What to Buy at Market Tops

I will start today’s letter by listing six more data points showing how overbought stocks have become.

  1. While the number of outstanding shares in the US has remained unchanged since 2006, thanks to M&A, buy backs, bankruptcies, and privatizations, the price has more than doubled from $50.15 to $107.00.
  2. The Volatility Index has seen the lowest two-year run since 1885! No typo here. It’s the lowest in 133 years.
  3. Retail investors’ equity allocation at the end of 2017 reached all-time highs, never a good sign. After a nine-year slog, the dumb money is finally coming in by the bucket load.
  4. Margin debt is up 16% year on year and is rising rapidly, but is nowhere near historic highs in terms of the percentage of market capitalization.
  5. Almost every investor now has a major overweight position in technology.
  6. The stock market has had its best start for the year since 1987. Grizzled, long in the tooth readers will remember that year did not end well (down 22% in one day), not because of a recession, but a market event.

Please digest all of this, and then go out and buy as much stock as you can with both hands. For when the universal assumption become to buy the next dip, the next dip never happens.

The best you get is a temporary sideways move, like we have seen with the FANG’s over the past two months. As I have been pounding the table about lately, market tops take years to form.

This all leads to the urgent question of the day, WHICH stocks do you buy as we approach market tops? The answer is very simple. You buy cheap ones. And what are the cheapest stocks out there?

Commodity stocks.

My friend, Jim Umpleby, said yesterday that we are just entering a ten-year super cycle in commodities.

Jim should know. He is the CEO of Caterpillar (CAT), a company I have been following for 45 years. I even have one of their worn yellow baseball caps from years past.

Thanks to the new tax bill, companies can now buy Caterpillar’s bulldozers, backhoes, and heavy trucks, and expense 100% of the investment this year.

That makes a purchase of (CAT)’s products one of the best tax breaks ever. By the way, the same is true of a Tesla S-1, as long as you buy it in your company’s name.

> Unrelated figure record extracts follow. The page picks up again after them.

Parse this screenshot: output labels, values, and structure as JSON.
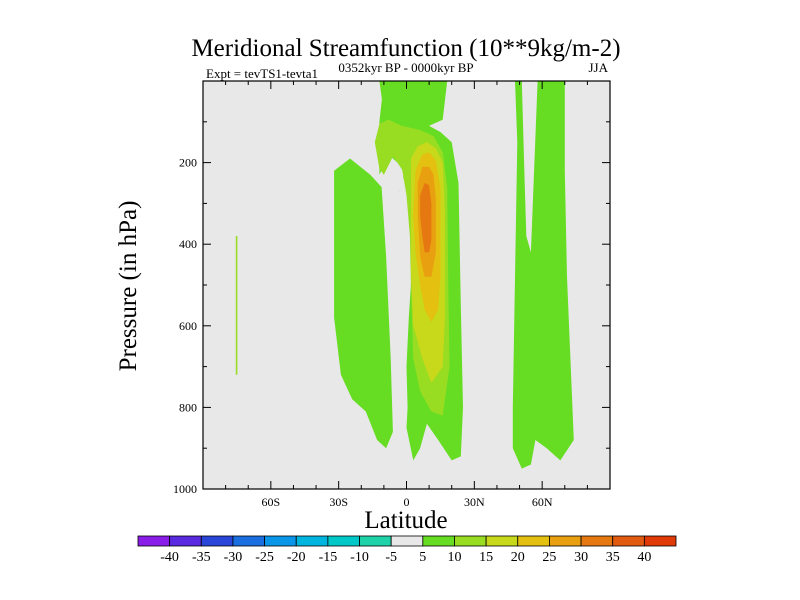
{
  "chart_data": {
    "type": "contour",
    "title": "Meridional Streamfunction (10**9kg/m-2)",
    "left_label": "Expt = tevTS1-tevta1",
    "center_label": "0352kyr BP - 0000kyr BP",
    "right_label": "JJA",
    "xlabel": "Latitude",
    "ylabel": "Pressure (in hPa)",
    "xlim": [
      -90,
      90
    ],
    "ylim": [
      1000,
      0
    ],
    "x_ticks": [
      {
        "value": -60,
        "label": "60S"
      },
      {
        "value": -30,
        "label": "30S"
      },
      {
        "value": 0,
        "label": "0"
      },
      {
        "value": 30,
        "label": "30N"
      },
      {
        "value": 60,
        "label": "60N"
      }
    ],
    "y_ticks": [
      {
        "value": 200,
        "label": "200"
      },
      {
        "value": 400,
        "label": "400"
      },
      {
        "value": 600,
        "label": "600"
      },
      {
        "value": 800,
        "label": "800"
      },
      {
        "value": 1000,
        "label": "1000"
      }
    ],
    "background_color": "#e8e8e8",
    "colorbar": {
      "levels": [
        "-40",
        "-35",
        "-30",
        "-25",
        "-20",
        "-15",
        "-10",
        "-5",
        "5",
        "10",
        "15",
        "20",
        "25",
        "30",
        "35",
        "40"
      ],
      "colors": [
        "#8a1ee8",
        "#5a2ae0",
        "#2a46d8",
        "#1a6ee0",
        "#0a96e8",
        "#00b4e0",
        "#00c8c8",
        "#20d2a8",
        "#e8e8e8",
        "#66dd22",
        "#99dd22",
        "#c8d81a",
        "#e4c010",
        "#e8a010",
        "#e67812",
        "#e05a10",
        "#e03a08"
      ]
    },
    "regions": [
      {
        "value": 5,
        "polygon": [
          [
            -12,
            0
          ],
          [
            -10,
            80
          ],
          [
            -6,
            120
          ],
          [
            -2,
            150
          ],
          [
            6,
            120
          ],
          [
            12,
            105
          ],
          [
            16,
            95
          ],
          [
            18,
            0
          ]
        ]
      },
      {
        "value": -5,
        "polygon": [
          [
            -82,
            0
          ],
          [
            -76,
            0
          ],
          [
            -75,
            720
          ],
          [
            -76,
            830
          ],
          [
            -79,
            890
          ],
          [
            -81,
            800
          ],
          [
            -82,
            720
          ]
        ]
      },
      {
        "value": -5,
        "polygon": [
          [
            -72,
            0
          ],
          [
            -69,
            0
          ],
          [
            -69,
            150
          ],
          [
            -69.5,
            730
          ],
          [
            -70.5,
            850
          ],
          [
            -71.5,
            850
          ],
          [
            -72,
            720
          ]
        ]
      },
      {
        "value": 5,
        "polygon": [
          [
            -32,
            220
          ],
          [
            -25,
            190
          ],
          [
            -16,
            230
          ],
          [
            -11,
            260
          ],
          [
            -9,
            430
          ],
          [
            -7,
            680
          ],
          [
            -6,
            860
          ],
          [
            -9,
            900
          ],
          [
            -13,
            880
          ],
          [
            -18,
            810
          ],
          [
            -24,
            780
          ],
          [
            -29,
            720
          ],
          [
            -32,
            580
          ]
        ]
      },
      {
        "value": 5,
        "polygon": [
          [
            -6,
            40
          ],
          [
            -3,
            80
          ],
          [
            3,
            100
          ],
          [
            10,
            110
          ],
          [
            15,
            125
          ],
          [
            20,
            150
          ],
          [
            23,
            250
          ],
          [
            24,
            550
          ],
          [
            25,
            800
          ],
          [
            24,
            920
          ],
          [
            20,
            930
          ],
          [
            14,
            880
          ],
          [
            9,
            840
          ],
          [
            6,
            900
          ],
          [
            3,
            930
          ],
          [
            0,
            850
          ],
          [
            -2,
            780
          ],
          [
            -3,
            700
          ],
          [
            -3,
            500
          ],
          [
            -3,
            270
          ],
          [
            -1,
            225
          ],
          [
            -4,
            200
          ],
          [
            -8,
            180
          ],
          [
            -12,
            230
          ],
          [
            -12,
            100
          ],
          [
            -10,
            0
          ],
          [
            -6,
            0
          ]
        ]
      },
      {
        "value": -5,
        "polygon": [
          [
            -5,
            420
          ],
          [
            -3,
            270
          ],
          [
            -2,
            230
          ],
          [
            0,
            255
          ],
          [
            2,
            320
          ],
          [
            2.5,
            450
          ],
          [
            1,
            580
          ],
          [
            0,
            700
          ],
          [
            0.5,
            800
          ],
          [
            0,
            850
          ],
          [
            -1,
            950
          ],
          [
            -3,
            860
          ],
          [
            -3,
            800
          ],
          [
            -4,
            730
          ],
          [
            -5,
            600
          ]
        ]
      },
      {
        "value": 10,
        "polygon": [
          [
            -14,
            150
          ],
          [
            -12,
            105
          ],
          [
            -8,
            95
          ],
          [
            -2,
            110
          ],
          [
            6,
            120
          ],
          [
            12,
            135
          ],
          [
            16,
            175
          ],
          [
            18,
            260
          ],
          [
            18.5,
            500
          ],
          [
            19,
            700
          ],
          [
            16,
            820
          ],
          [
            11,
            810
          ],
          [
            6,
            760
          ],
          [
            3,
            680
          ],
          [
            2,
            510
          ],
          [
            1.5,
            380
          ],
          [
            0,
            280
          ],
          [
            -2,
            215
          ],
          [
            -6,
            185
          ],
          [
            -10,
            230
          ],
          [
            -12,
            215
          ]
        ]
      },
      {
        "value": 15,
        "polygon": [
          [
            2,
            190
          ],
          [
            5,
            160
          ],
          [
            9,
            150
          ],
          [
            13,
            165
          ],
          [
            16,
            200
          ],
          [
            17,
            320
          ],
          [
            17,
            580
          ],
          [
            16,
            700
          ],
          [
            11,
            740
          ],
          [
            7,
            680
          ],
          [
            3,
            600
          ],
          [
            2,
            470
          ],
          [
            2,
            300
          ]
        ]
      },
      {
        "value": 20,
        "polygon": [
          [
            4,
            220
          ],
          [
            7,
            180
          ],
          [
            10,
            175
          ],
          [
            13,
            195
          ],
          [
            15,
            260
          ],
          [
            15,
            480
          ],
          [
            14,
            560
          ],
          [
            11,
            590
          ],
          [
            8,
            560
          ],
          [
            6,
            500
          ],
          [
            4,
            420
          ],
          [
            3,
            330
          ]
        ]
      },
      {
        "value": 25,
        "polygon": [
          [
            5,
            250
          ],
          [
            7,
            210
          ],
          [
            10,
            210
          ],
          [
            12,
            230
          ],
          [
            13,
            290
          ],
          [
            13,
            420
          ],
          [
            11,
            480
          ],
          [
            8,
            480
          ],
          [
            6,
            430
          ],
          [
            5,
            330
          ]
        ]
      },
      {
        "value": 30,
        "polygon": [
          [
            6,
            280
          ],
          [
            8,
            250
          ],
          [
            10,
            255
          ],
          [
            11,
            300
          ],
          [
            11,
            390
          ],
          [
            10,
            420
          ],
          [
            8,
            420
          ],
          [
            7,
            380
          ],
          [
            6,
            330
          ]
        ]
      },
      {
        "value": 5,
        "polygon": [
          [
            48,
            0
          ],
          [
            51,
            0
          ],
          [
            52,
            200
          ],
          [
            53,
            380
          ],
          [
            55,
            420
          ],
          [
            58,
            0
          ],
          [
            70,
            0
          ],
          [
            70,
            220
          ],
          [
            71,
            480
          ],
          [
            74,
            880
          ],
          [
            68,
            930
          ],
          [
            62,
            900
          ],
          [
            57,
            880
          ],
          [
            55,
            940
          ],
          [
            51,
            950
          ],
          [
            47,
            900
          ],
          [
            47,
            800
          ],
          [
            49,
            150
          ]
        ]
      },
      {
        "value": -5,
        "polygon": [
          [
            -45.5,
            220
          ],
          [
            -45,
            222
          ],
          [
            -45,
            226
          ],
          [
            -45.5,
            226
          ]
        ]
      },
      {
        "value": 10,
        "polygon": [
          [
            -75.5,
            380
          ],
          [
            -74.8,
            380
          ],
          [
            -74.8,
            720
          ],
          [
            -75.5,
            720
          ]
        ]
      }
    ]
  }
}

Needless to say, this has created a stampede to buy the companies heavy machinery because they fear this tax windfall will be reversed by the next administration. This is equipment with a 30 year life or longer.

Industrial commodities are in fact the perfect sector to buy right now. Take a look at the long-term chart for copper prices, which are a great bellwether for the entire industry.

Copper last peaked at the beginning of 2011, when the Chinese infrastructure build out suddenly stopped to a juddering halt. Prices cratered from $4.60 a pound to a lowly $1.90. Mines were sold off, mothballed, or permanently closed at a record rate.

Copper prices fell so low that the US Mint finally started making a profit on pennies struck.

Then a funny thing happened.

Copper bottomed, assisted by the global synchronized economic recovery I have been writing about for years. Then in the fourth quarter, investors smelled a recovery in a severely oversold, bargain basement, lagging sector. Copper prices rocketed from $2.50 to $3.30, up 32% in the wink of an eye.

The share prices of copper and other major commodity producers went ballistic. Freeport-McMoRan (FCX), the world’s largest copper producer, (whose management are a long-time reader of this letter) saw its stock jump from a near liquidation value of $3.00 a share to $19.17. If this sounds rich recall that the peak during the last cycle was at $51.

Other big commodity producers did as well. Australia’s BHP Billiton (BHP) leapt from $18 to $49. Another Australian company Rio Tinto (RIO) similarly roared from $20 to $56, due to the heavy China demand.

You may think that it’s too late to get into the commodities space, but you’d be wrong. Having covered the sector for nearly a half century there is one thing you learn quickly. While you can shut down a mine in weeks, it can take years to bring them back on line.

As for developing a new mine from scratch, that can take a decade by the time you get design, permits, infrastructure, equipment, and labor in place.

My Australian readers tell me that (BHP) is flying young skilled workers from Brisbane an incredible 2,000 miles to work in Northwest mines in a six week on-six week off work schedule, and paying them $200,000 a year to do it. And they’re making a profit doing this!

The bottom line here is that a short squeeze has developed for industrial commodities which will last for years.

Oh, and that global economic recovery? It will last a lot longer than anyone believes as well. It will take years for Europe and Japan to catch up with the US.

At least you have something to buy now besides more technology stocks.